Now, back to profit. Not to offend, but let’s define “profit”:
Incoming money (revenue) less outgoing money (expenses) equals the thing that provides for the ongoing existence of the organization.
And that is not the responsibility of a salesperson, receptionist, software developer, cashier, or even an accountant.
The responsibility for an organization’s profitability always lies with management.
What are employees responsible for, you ask?
Doing their jobs—and doing them well.
Does this mean management can’t get “everyone” involved in watching expenses, finding ways to be efficient, and cutting costs? Of course not. But that’s not what our Facebook question asked.

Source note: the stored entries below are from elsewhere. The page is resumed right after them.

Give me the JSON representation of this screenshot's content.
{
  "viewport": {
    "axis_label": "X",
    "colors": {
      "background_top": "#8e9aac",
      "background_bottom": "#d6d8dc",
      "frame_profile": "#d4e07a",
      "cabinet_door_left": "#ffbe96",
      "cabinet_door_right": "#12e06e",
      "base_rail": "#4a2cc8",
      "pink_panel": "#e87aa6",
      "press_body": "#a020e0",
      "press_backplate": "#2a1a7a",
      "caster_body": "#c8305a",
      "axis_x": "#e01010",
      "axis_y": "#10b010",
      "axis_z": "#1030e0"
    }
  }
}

I own QBQ, Inc. Daughter, Kristin, has been with me as an employee of the company since 2008.
She’s a tremendous teammate/colleague/asset as she travels the country speaking on QBQ! and helping her not-very-detail-oriented dad do the “admin” side of the business. What a blessing to have her on the team!
However, if QBQ, Inc. goes broke and disappears from this planet—it will not be on Kristin.
That failure will be “my bad.”
I. Am. 100%. Accountable.
Does this seem too “black and white” to you? Well, here’s the thing about the QBQ! message of PERSONAL ACCOUNTABILITY:
Allowing shades of gray to enter our minds opens the door to excuse-making—and accountable people don’t open that door, they don’t make excuses.
Accountable people live by these six words:
No Excuses. I own the result!
And that’s black and white to me.
In what area of my life have I resisted accepting “black and white” accountability?
Where have I allowed excuse-making to enter my thinking?
How would a “100% accountable” mindset benefit me right now?